On Martin Luther King, Jr. Day 2020, Spin sponsored a clean-up of Oakland’s 90th Avenue Scraper Bikeway project. We provided scooters and helmets for volunteers and pitched in with cleaning up the community bikeway. The community wanted help here not necessarily with the construction of new infrastructure but with maintenance of a heavily used community bike lane. We were glad to support the community coming together around a clean-up like this, removing debris from an important piece of sustainable streets infrastructure.

This year also expanded the idea of what safe streets and safe community infrastructure looks like. In Portland, we joined forces with Ride Report to fund Figure Plant, a local design firm, to support local small businesses owned by BIPOC residents as part of the Portland Bureau of Transportation’s (PBOT) healthy business permit program.

Figure Plant worked to create an outdoor takeout and safe eating space for KISS Coffee, a small cafe in North Portland owned by a young couple. The new outdoor space transformed the cafe into a community hub, allowing visitors to stop and chat with neighbors — rather than take their coffee or pastry and go — in a physically-distanced environment. We funded Figure Plant to create a similar outdoor space for the local restaurant, Po’ Shines.

Outdoor dining at Po’ Shines in Portland.

KISS Coffee’s outdoor space where customers can enjoy their coffee or pastry.

We’ll talk in more detail about this project in an upcoming blog post, but Figure Plant is also working with Clary Sage Herbarium and Derby as well.

With many local businesses struggling to stay afloat during the pandemic, we wanted to support Portland’s efforts to support the businesses that help make their communities unique.

For a PDF version of this image, click here.

Looking ahead to 2021

We want to start off this year by asking you: What kind of support are you looking for?
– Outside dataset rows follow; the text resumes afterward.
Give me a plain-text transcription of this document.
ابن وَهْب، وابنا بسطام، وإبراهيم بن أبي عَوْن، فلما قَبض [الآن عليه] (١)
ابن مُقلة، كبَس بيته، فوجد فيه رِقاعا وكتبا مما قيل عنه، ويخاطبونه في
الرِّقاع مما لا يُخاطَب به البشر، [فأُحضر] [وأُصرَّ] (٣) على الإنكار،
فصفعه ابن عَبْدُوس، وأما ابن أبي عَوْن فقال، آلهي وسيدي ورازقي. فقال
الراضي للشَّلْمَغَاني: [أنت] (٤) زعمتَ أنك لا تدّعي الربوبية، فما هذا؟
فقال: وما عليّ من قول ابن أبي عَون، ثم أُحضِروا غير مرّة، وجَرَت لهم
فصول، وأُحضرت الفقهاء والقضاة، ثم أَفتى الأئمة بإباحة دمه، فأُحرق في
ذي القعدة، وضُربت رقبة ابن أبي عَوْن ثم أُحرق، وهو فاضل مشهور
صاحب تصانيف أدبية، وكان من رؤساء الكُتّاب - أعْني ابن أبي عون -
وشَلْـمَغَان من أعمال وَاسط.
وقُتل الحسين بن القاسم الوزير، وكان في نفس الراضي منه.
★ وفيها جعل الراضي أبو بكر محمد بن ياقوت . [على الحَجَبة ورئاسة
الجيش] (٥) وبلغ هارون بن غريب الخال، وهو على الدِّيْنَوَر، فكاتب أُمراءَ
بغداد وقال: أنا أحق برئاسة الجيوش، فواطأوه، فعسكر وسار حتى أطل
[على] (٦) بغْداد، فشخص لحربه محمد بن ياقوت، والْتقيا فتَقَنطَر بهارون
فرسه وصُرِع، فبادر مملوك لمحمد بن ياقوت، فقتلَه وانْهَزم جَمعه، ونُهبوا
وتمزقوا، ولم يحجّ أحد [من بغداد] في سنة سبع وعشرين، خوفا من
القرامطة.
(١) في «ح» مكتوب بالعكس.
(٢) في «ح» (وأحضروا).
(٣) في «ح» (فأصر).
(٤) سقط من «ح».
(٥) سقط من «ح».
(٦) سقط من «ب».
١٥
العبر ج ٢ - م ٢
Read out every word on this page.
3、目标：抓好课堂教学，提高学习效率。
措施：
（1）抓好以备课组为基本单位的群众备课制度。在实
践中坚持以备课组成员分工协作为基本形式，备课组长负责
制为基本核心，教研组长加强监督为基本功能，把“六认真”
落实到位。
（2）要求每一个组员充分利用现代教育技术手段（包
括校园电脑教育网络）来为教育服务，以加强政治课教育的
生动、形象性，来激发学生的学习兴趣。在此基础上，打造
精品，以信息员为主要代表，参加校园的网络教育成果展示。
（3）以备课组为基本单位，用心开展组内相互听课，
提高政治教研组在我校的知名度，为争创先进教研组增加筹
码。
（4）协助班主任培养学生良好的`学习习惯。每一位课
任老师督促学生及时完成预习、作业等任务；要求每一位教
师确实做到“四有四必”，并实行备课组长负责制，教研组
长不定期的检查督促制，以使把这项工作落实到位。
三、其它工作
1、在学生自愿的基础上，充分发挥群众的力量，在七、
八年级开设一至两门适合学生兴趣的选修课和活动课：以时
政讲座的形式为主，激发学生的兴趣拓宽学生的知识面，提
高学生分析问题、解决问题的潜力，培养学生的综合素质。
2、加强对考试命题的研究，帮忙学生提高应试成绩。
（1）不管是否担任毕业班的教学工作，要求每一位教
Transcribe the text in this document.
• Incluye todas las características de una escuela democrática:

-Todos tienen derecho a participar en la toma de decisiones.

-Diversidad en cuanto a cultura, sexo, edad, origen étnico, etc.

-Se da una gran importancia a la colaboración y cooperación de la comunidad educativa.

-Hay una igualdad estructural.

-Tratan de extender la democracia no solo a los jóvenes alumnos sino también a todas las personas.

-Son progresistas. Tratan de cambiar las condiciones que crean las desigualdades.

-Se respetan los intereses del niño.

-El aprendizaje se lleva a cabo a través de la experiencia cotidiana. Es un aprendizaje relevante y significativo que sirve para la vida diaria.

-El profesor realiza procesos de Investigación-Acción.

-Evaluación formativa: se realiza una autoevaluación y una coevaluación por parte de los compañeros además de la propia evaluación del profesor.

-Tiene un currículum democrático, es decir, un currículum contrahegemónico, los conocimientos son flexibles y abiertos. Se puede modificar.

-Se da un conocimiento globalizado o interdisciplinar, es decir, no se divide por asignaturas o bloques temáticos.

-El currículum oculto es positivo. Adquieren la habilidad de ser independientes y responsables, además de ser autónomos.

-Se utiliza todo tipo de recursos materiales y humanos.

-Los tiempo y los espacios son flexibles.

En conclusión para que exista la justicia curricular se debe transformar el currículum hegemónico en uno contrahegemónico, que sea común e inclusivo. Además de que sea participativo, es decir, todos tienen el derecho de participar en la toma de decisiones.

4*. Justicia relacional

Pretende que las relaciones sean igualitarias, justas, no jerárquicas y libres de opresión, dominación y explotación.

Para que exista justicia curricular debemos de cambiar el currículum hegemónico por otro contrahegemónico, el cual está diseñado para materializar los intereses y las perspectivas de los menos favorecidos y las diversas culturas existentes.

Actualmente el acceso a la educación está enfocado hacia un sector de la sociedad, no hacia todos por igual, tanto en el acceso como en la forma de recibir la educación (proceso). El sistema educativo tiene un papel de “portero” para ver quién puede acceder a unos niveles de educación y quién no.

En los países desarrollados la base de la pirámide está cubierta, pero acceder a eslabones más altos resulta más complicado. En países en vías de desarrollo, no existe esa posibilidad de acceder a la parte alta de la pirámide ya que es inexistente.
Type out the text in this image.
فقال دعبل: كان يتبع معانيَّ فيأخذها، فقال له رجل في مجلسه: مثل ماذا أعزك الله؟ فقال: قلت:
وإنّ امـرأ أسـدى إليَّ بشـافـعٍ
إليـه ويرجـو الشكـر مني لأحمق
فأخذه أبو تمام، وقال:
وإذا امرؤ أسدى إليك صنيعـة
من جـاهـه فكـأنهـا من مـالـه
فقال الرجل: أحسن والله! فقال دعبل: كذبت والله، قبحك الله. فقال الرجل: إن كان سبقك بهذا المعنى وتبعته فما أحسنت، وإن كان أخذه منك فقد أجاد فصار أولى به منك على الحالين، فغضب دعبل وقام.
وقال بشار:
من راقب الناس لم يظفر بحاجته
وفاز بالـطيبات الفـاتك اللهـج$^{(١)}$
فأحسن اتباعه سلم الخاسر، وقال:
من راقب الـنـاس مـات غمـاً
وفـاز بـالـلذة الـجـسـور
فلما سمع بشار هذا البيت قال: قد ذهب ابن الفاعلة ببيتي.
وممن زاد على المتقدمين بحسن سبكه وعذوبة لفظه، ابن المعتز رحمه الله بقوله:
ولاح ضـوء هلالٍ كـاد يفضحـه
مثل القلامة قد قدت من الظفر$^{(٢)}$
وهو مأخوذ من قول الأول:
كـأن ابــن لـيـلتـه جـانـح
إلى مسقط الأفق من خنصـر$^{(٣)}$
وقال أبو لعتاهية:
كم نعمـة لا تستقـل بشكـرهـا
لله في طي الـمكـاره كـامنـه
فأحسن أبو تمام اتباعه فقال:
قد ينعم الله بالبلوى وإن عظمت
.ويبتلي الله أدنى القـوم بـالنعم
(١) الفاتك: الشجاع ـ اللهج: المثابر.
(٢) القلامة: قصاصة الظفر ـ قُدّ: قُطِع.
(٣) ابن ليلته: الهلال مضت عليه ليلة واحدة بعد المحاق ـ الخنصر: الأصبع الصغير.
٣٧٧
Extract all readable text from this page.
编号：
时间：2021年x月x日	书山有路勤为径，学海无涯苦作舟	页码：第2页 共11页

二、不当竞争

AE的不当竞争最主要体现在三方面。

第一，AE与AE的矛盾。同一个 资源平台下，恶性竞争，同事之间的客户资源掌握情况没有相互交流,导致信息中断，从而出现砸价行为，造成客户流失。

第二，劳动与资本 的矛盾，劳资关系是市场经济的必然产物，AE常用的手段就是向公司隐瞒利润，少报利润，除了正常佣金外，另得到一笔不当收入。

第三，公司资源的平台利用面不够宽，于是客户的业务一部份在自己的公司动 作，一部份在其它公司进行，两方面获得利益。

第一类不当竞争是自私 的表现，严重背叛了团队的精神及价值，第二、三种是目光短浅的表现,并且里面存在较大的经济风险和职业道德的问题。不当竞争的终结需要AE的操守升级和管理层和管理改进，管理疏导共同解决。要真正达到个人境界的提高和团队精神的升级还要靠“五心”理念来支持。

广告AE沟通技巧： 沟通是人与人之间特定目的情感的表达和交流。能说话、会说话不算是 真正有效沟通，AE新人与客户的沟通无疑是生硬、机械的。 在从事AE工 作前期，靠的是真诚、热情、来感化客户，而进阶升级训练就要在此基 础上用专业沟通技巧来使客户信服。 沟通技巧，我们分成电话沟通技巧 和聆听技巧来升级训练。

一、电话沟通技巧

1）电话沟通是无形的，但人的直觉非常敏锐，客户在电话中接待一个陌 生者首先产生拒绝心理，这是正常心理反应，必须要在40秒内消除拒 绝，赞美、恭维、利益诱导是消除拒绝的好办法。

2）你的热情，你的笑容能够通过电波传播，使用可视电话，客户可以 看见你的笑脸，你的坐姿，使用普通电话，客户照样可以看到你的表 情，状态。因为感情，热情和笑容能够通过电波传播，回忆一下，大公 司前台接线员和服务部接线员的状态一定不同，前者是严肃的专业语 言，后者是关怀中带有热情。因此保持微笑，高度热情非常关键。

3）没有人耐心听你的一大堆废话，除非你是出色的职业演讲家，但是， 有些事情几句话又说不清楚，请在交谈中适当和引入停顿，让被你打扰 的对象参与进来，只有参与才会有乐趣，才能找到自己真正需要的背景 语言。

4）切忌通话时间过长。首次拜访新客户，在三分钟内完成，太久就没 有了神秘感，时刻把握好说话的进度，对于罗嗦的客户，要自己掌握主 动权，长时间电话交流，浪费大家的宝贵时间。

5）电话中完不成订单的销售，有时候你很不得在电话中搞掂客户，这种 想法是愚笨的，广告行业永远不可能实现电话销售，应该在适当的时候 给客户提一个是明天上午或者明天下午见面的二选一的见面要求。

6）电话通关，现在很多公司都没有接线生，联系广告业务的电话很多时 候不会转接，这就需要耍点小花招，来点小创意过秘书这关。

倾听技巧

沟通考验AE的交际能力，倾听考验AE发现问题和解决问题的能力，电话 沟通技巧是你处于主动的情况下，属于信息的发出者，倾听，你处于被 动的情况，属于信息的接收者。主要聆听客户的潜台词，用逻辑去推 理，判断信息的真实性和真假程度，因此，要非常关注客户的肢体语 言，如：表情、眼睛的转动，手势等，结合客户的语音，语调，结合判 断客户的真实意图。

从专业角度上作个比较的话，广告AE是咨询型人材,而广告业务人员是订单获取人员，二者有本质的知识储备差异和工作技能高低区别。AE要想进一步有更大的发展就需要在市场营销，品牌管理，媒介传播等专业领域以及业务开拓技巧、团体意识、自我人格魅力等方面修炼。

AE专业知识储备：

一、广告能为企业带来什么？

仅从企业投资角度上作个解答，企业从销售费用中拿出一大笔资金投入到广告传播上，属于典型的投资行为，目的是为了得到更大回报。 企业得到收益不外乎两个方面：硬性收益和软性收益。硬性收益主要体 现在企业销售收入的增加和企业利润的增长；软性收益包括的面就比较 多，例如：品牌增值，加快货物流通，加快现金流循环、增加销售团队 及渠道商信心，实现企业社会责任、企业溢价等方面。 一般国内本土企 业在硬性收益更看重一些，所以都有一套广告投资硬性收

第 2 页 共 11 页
How can we help you? Whether it’s funding or capacity building, we want to work with you. The first step is to get in touch so send us your thoughts here.

We’re already excited for a few upcoming projects. Soon, we’ll have a comprehensive look at all the great work done by the organizations participating in the MDSS initiative. And we’ll get a chance to look at and test the prototype of the WeCLAIM Build a Better Barrier design.

Making streets safe for everyone to use is an essential step to getting people out of their cars and into more sustainable modes of transportation like bikes, scooters, walking, or rolling. Let’s work together to make our streets safer for everyone.

Spin’s Streets initiatives are powered by Kay Cheng, director of Streets + Equity and Ellen Gottschling, Streets Program manager.

Cheng leads Spin’s Streets and Equity Team, where she helps cities provide safer experiences for our riders, and for all people walking, biking, and rolling on the street. A trained Urban Planner and Designer with 10 years of experience working on safe and sustainable streets planning, Cheng received her MS in Urban Planning from Columbia University. Before Spin, she spent her career designing safer streets and creating vibrant public spaces while at the San Francisco Planning Department and New York City Planning Transportation Planning Division.

Gottschling joined Spin in 2019, bringing with her experience in transportation planning, design, and advocacy from Sam Schwartz Consulting, Bike New York, and Street Plans Collaborative. Ellen works to make streets and micromobility more accessible to all. She has a Masters in Urban Planning and Policy from the University of Illinois at Chicago and a BS in Environmental Management from Indiana University.